Here’s our roundup of the top digital and social media stories you should know about (and from Andrew Beaujon, 10 media stories to start your day, and from Kristen Hare, a world roundup):
— What makes a tweet likely to be retweeted? An algorithm developed at Cornell thinks it knows, and you can test your predictive powers against it in an interactive quiz at The New York Times by Mike Bostock, Josh Katz and Nilkanth Patel.
— According to eMarketer, revenue from smartphone and tablet ads will surpass revenue from radio, magazine and newspaper ads for the first time this year, Robert Hof writes at Forbes. Mobile will still trail television and desktop/laptop ad revenue, though.
— Mashable’s Brian Ries has a roundup of fascinating Twitter data from yesterday’s U.S.-Belgium World Cup match.
#USA v #BEL: play the game again on Twitter
LINK: http://t.co/avoyIzuiYm pic.twitter.com/3CF1rUZURs— Data (@XData) July 2, 2014
— SCOTUSblog got 20,000 new Twitter followers on Monday after engaging with users who thought the Supreme Court blog’s account was an official Supreme Court account. American Journalism Review’s Cory Blair has a Q&A with SCOTUSblog publisher Tom Goldstein.

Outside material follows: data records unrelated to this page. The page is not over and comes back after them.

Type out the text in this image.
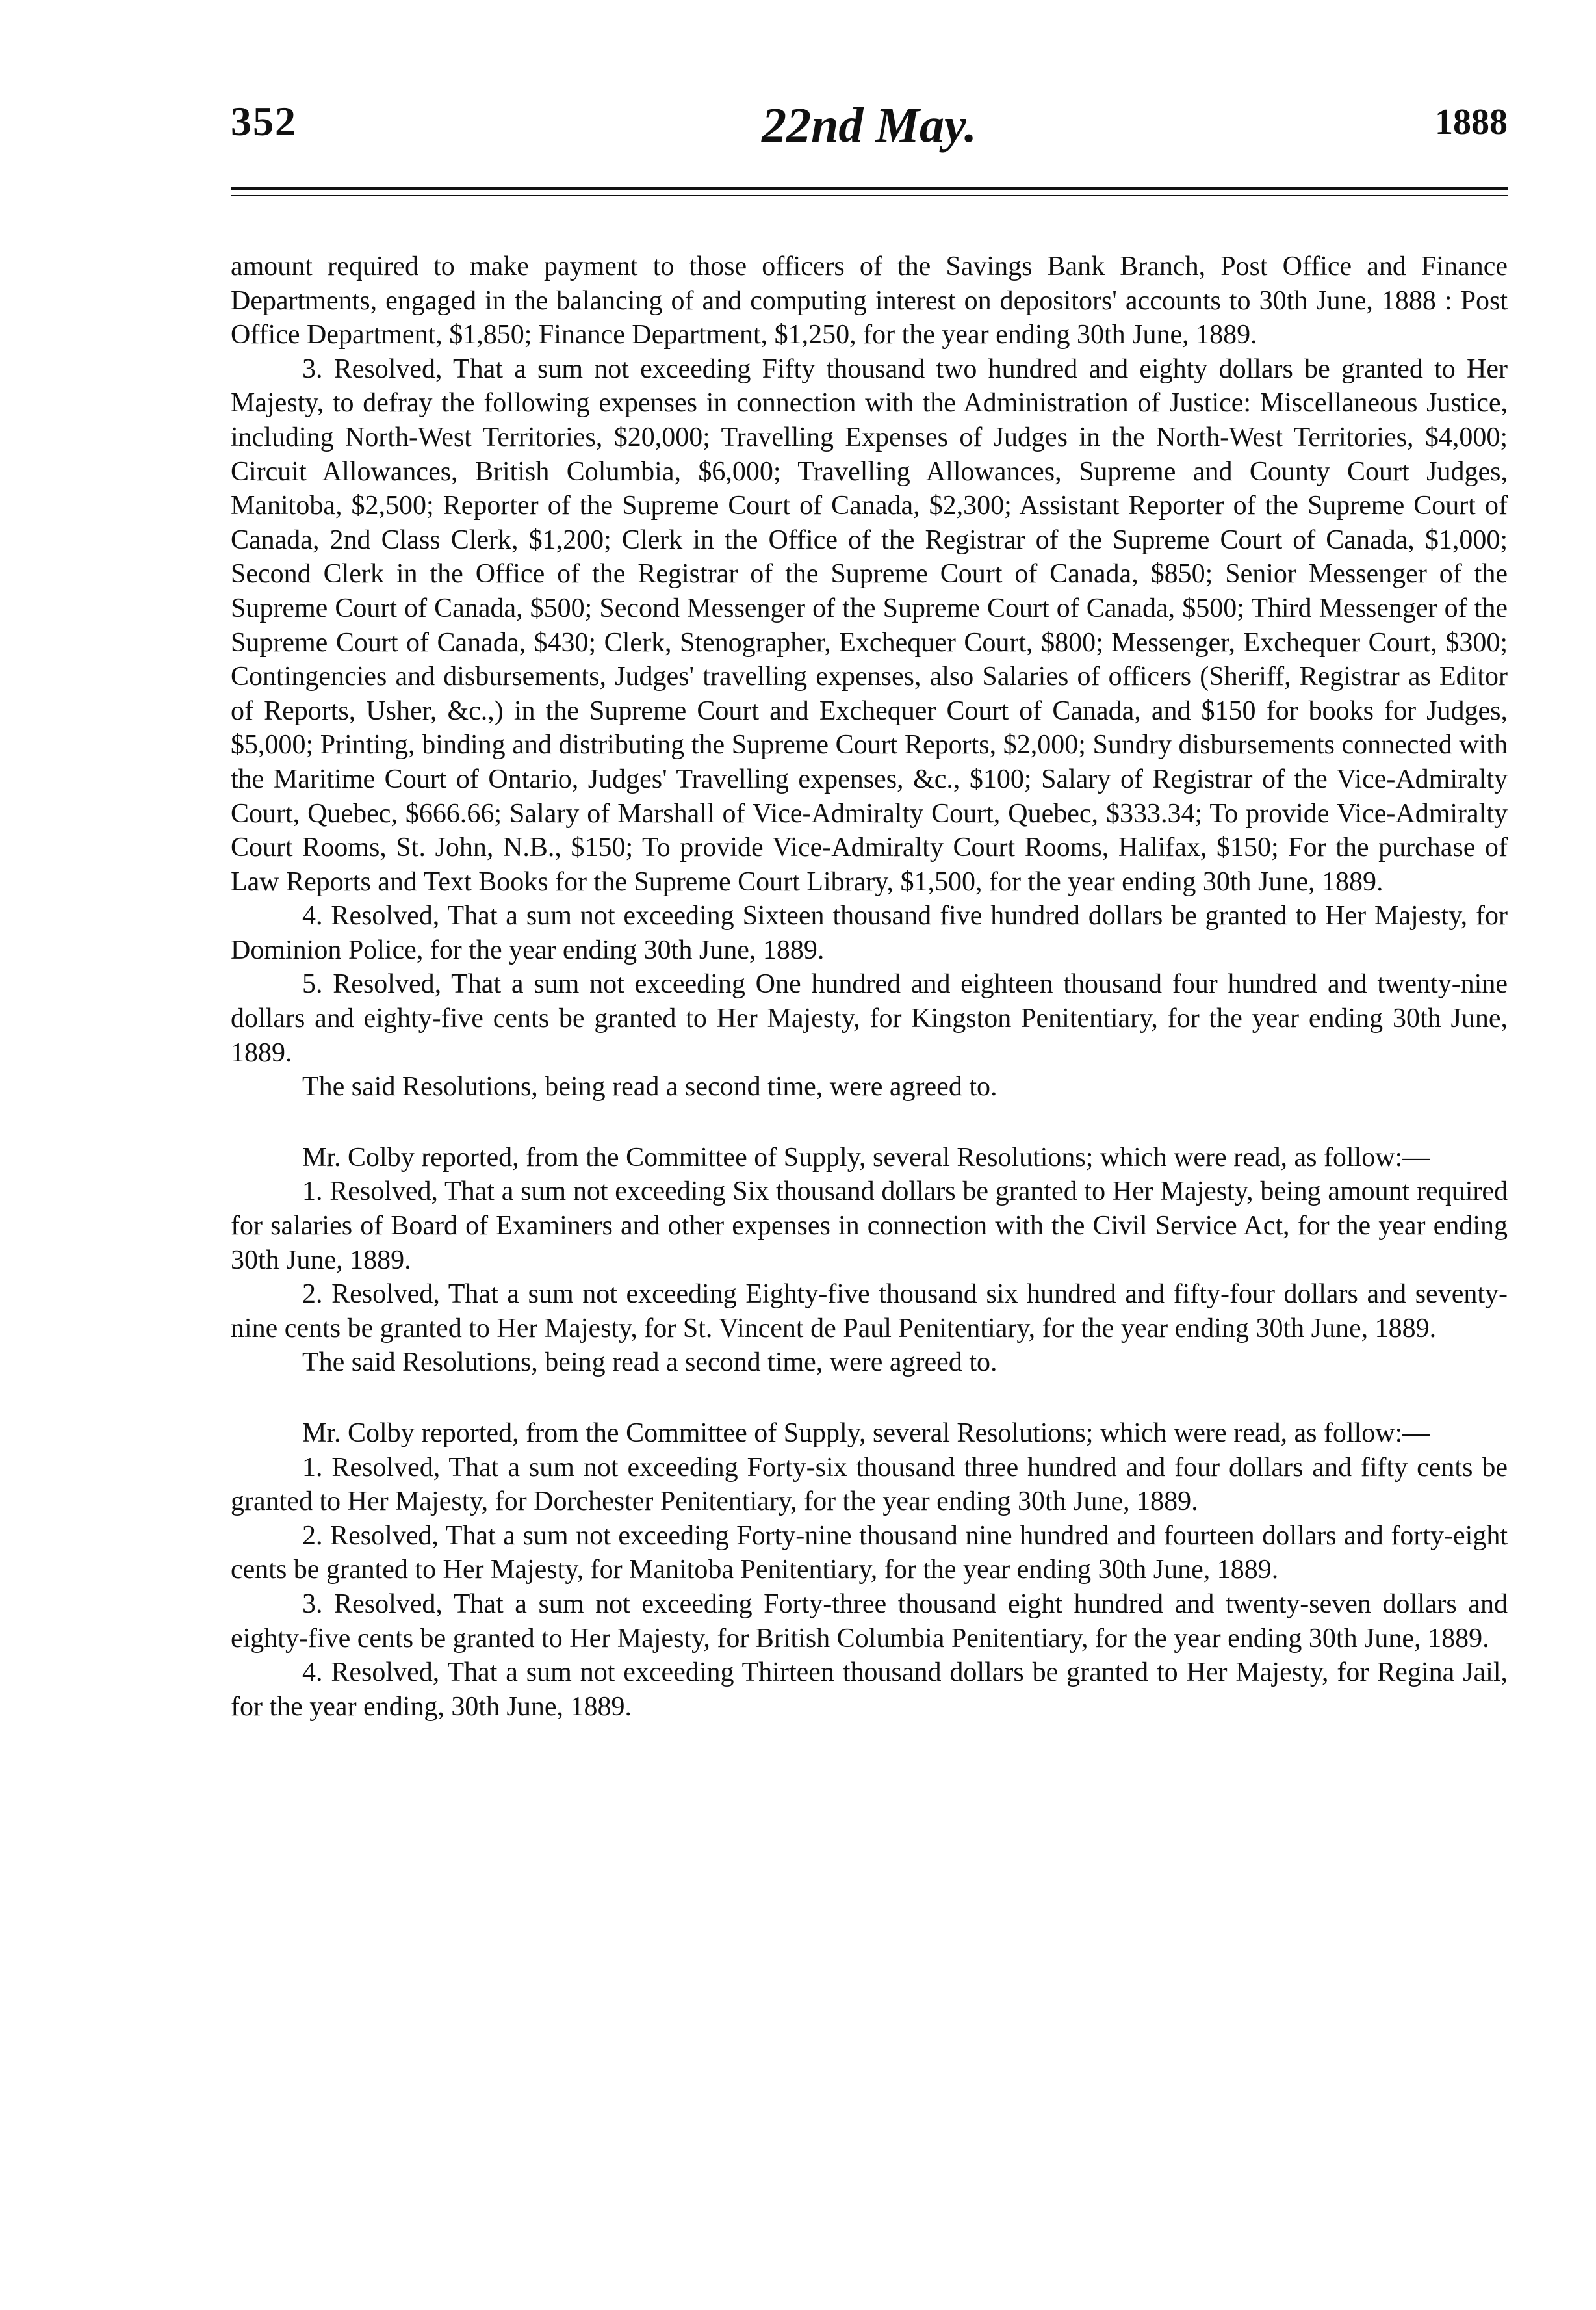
352	22nd May.	1888

amount required to make payment to those officers of the Savings Bank Branch, Post Office and Finance Departments, engaged in the balancing of and computing interest on depositors' accounts to 30th June, 1888 : Post Office Department, $1,850; Finance Department, $1,250, for the year ending 30th June, 1889.

3. Resolved, That a sum not exceeding Fifty thousand two hundred and eighty dollars be granted to Her Majesty, to defray the following expenses in connection with the Administration of Justice: Miscellaneous Justice, including North-West Territories, $20,000; Travelling Expenses of Judges in the North-West Territories, $4,000; Circuit Allowances, British Columbia, $6,000; Travelling Allowances, Supreme and County Court Judges, Manitoba, $2,500; Reporter of the Supreme Court of Canada, $2,300; Assistant Reporter of the Supreme Court of Canada, 2nd Class Clerk, $1,200; Clerk in the Office of the Registrar of the Supreme Court of Canada, $1,000; Second Clerk in the Office of the Registrar of the Supreme Court of Canada, $850; Senior Messenger of the Supreme Court of Canada, $500; Second Messenger of the Supreme Court of Canada, $500; Third Messenger of the Supreme Court of Canada, $430; Clerk, Stenographer, Exchequer Court, $800; Messenger, Exchequer Court, $300; Contingencies and disbursements, Judges' travelling expenses, also Salaries of officers (Sheriff, Registrar as Editor of Reports, Usher, &c.,) in the Supreme Court and Exchequer Court of Canada, and $150 for books for Judges, $5,000; Printing, binding and distributing the Supreme Court Reports, $2,000; Sundry disbursements connected with the Maritime Court of Ontario, Judges' Travelling expenses, &c., $100; Salary of Registrar of the Vice-Admiralty Court, Quebec, $666.66; Salary of Marshall of Vice-Admiralty Court, Quebec, $333.34; To provide Vice-Admiralty Court Rooms, St. John, N.B., $150; To provide Vice-Admiralty Court Rooms, Halifax, $150; For the purchase of Law Reports and Text Books for the Supreme Court Library, $1,500, for the year ending 30th June, 1889.

4. Resolved, That a sum not exceeding Sixteen thousand five hundred dollars be granted to Her Majesty, for Dominion Police, for the year ending 30th June, 1889.

5. Resolved, That a sum not exceeding One hundred and eighteen thousand four hundred and twenty-nine dollars and eighty-five cents be granted to Her Majesty, for Kingston Penitentiary, for the year ending 30th June, 1889.

The said Resolutions, being read a second time, were agreed to.

Mr. Colby reported, from the Committee of Supply, several Resolutions; which were read, as follow:—

1. Resolved, That a sum not exceeding Six thousand dollars be granted to Her Majesty, being amount required for salaries of Board of Examiners and other expenses in connection with the Civil Service Act, for the year ending 30th June, 1889.

2. Resolved, That a sum not exceeding Eighty-five thousand six hundred and fifty-four dollars and seventy-nine cents be granted to Her Majesty, for St. Vincent de Paul Penitentiary, for the year ending 30th June, 1889.

The said Resolutions, being read a second time, were agreed to.

Mr. Colby reported, from the Committee of Supply, several Resolutions; which were read, as follow:—

1. Resolved, That a sum not exceeding Forty-six thousand three hundred and four dollars and fifty cents be granted to Her Majesty, for Dorchester Penitentiary, for the year ending 30th June, 1889.

2. Resolved, That a sum not exceeding Forty-nine thousand nine hundred and fourteen dollars and forty-eight cents be granted to Her Majesty, for Manitoba Penitentiary, for the year ending 30th June, 1889.

3. Resolved, That a sum not exceeding Forty-three thousand eight hundred and twenty-seven dollars and eighty-five cents be granted to Her Majesty, for British Columbia Penitentiary, for the year ending 30th June, 1889.

4. Resolved, That a sum not exceeding Thirteen thousand dollars be granted to Her Majesty, for Regina Jail, for the year ending, 30th June, 1889.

— Facebook did its icky emotion-manipulation study for the benefit of you, the customer, Megan Garber of The Atlantic reports from the Aspen Ideas Festival. Said Monika Bickert, head of global policy management: “Most of the research that is done on Facebook—if you walk around campus and you listen to the engineers talking—is all about … ‘How do we better suit the needs of the population using this product, and how do we show them more of what they want to see, and less of what they don’t want to see?'”
— Gawker editor-in-chief Max Read wants internal staff chats to be less of a “time waste,” so he’s making them public. Caroline O’Donovan explores Gawker’s new Disputations vertical at Nieman Lab.